La localisation de la technologie, dont la conception et la fabrication se situent en Chine, est ce qui donnerait un avantage aux Chinois, estime Nesimi Kilic, ingénieur nucléaire à l'Agence internationale de l'énergie atomique (AIEA). Selon lui, la Chine dispose des installations, de la technologie et des capacités humaines pour se développer. Et les réacteurs chinois en construction comprennent déjà plusieurs modèles avancés. "La Chine est devenue un pilote pour le monde", affirme-t-il sur le site de l'AIEA.

Des projets à l'est et en Angleterre

Outre les chantiers en cours, le nombre de projets de nouvelles centrales explose également à l'est: 39 nouveaux chantiers pourraient bientôt voir le jour en Chine, 20 en Inde et 19 en Russie.
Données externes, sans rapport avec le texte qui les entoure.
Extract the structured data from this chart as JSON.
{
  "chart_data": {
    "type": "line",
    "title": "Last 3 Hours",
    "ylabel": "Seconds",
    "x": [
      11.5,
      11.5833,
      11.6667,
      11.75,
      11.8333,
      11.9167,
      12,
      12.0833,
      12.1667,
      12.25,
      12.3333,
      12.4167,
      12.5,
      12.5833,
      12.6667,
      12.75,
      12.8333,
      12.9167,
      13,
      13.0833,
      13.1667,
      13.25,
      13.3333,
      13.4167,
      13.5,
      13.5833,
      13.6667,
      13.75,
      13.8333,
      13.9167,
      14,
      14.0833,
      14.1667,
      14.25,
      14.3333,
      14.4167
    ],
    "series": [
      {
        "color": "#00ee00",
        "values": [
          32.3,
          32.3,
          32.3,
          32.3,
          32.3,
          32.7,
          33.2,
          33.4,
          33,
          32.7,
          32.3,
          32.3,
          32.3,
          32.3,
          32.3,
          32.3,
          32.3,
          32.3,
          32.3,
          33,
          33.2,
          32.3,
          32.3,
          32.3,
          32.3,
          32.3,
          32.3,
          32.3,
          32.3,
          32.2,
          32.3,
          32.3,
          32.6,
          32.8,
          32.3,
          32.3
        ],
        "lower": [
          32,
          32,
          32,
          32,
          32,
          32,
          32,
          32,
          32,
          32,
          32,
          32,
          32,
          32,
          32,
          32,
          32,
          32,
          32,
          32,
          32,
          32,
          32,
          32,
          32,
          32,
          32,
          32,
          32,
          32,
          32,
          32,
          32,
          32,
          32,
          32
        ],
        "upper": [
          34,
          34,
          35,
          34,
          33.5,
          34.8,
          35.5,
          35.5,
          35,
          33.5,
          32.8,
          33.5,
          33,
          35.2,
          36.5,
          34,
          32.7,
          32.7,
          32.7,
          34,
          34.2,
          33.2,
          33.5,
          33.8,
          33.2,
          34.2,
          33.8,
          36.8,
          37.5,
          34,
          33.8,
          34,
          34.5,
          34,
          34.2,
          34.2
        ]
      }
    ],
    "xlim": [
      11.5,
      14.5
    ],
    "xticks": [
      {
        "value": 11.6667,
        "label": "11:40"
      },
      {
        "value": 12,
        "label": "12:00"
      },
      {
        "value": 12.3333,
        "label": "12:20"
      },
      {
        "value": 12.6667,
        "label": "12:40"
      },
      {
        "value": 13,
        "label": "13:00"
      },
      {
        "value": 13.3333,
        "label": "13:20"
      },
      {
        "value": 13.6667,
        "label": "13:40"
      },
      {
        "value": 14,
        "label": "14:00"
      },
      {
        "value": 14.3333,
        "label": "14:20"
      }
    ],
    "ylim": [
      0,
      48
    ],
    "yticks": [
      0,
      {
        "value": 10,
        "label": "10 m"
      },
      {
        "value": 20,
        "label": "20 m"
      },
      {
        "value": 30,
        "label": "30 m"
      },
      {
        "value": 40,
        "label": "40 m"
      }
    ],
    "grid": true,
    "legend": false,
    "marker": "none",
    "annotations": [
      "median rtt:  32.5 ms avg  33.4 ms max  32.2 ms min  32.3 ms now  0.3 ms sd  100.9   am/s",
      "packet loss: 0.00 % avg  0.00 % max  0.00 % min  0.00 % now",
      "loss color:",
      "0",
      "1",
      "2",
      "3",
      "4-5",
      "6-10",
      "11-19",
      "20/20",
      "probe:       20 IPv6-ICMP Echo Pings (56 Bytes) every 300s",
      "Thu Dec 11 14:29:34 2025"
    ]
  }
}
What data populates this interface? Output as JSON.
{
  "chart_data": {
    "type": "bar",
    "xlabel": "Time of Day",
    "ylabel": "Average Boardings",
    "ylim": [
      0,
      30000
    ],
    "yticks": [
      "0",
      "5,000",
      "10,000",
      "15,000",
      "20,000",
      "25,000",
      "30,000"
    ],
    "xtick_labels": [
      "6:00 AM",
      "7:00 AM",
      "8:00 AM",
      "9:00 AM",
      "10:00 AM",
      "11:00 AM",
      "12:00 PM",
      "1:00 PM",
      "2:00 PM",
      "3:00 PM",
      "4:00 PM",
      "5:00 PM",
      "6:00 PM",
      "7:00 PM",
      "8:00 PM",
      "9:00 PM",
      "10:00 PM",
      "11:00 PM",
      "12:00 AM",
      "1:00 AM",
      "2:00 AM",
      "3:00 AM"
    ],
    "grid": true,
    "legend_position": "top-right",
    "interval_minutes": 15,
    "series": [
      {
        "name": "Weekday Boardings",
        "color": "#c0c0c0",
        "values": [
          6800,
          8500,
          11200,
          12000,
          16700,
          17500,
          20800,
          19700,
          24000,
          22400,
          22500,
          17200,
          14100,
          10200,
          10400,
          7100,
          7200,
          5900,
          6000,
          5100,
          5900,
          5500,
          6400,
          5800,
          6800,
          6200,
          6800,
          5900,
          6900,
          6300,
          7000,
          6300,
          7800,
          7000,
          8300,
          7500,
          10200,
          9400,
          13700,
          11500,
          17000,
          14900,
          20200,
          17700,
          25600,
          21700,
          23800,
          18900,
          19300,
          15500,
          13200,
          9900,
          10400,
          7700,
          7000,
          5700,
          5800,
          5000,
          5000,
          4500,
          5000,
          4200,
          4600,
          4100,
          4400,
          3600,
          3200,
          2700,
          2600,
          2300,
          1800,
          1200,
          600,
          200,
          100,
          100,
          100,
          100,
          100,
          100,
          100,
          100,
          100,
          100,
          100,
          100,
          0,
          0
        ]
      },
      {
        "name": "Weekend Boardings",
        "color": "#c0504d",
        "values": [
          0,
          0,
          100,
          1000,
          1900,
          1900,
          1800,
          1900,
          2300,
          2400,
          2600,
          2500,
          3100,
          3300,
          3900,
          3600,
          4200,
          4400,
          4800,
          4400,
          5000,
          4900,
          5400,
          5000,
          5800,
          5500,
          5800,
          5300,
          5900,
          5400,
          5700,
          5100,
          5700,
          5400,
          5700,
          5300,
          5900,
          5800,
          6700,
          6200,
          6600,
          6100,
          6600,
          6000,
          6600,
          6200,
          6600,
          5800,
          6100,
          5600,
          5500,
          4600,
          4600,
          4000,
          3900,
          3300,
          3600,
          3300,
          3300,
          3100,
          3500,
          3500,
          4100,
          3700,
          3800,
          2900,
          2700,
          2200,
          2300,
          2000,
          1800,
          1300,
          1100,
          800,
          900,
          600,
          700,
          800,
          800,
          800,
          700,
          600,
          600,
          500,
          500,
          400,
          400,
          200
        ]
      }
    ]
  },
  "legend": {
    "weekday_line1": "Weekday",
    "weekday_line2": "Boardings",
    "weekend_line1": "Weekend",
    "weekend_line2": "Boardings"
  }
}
Le Royaume-Uni a également 13 nouvelles centrales sur la table. Et certains projets ont de bonnes chances d'aboutir, selon Michael Keroullé: "En France, nous voyons probablement un ou deux projets supplémentaires, mais qui ne sont pas encore établis et qui n'ont pas encore été décidés de manière ferme par EDF. En revanche nous voyons sur le Royaume-Uni de nouvelles centrales sur lesquelles nous sommes déjà actifs et en discussion avec EDF. Donc le programme EDF en Angleterre figurera probablement dans nos prochaines prévisions".

Face à ce développement, la Suisse devrait-elle renoncer à sa sortie du nucléaire? "Non", répond Roger Nordmann. Selon lui, "c'est la façon la plus chère d'obtenir de l'électricité renouvelable sans carbone. C'est une technologie qui a quelque chose de démoniaque, qui attaque la matière. Et maintenant, on a de meilleures façons de produire de l'énergie que de développer le nucléaire".

Le nucléaire a l'atout de ne pas émettre de CO2, mais traîne toujours ses boulets: la radioactivité et le prix.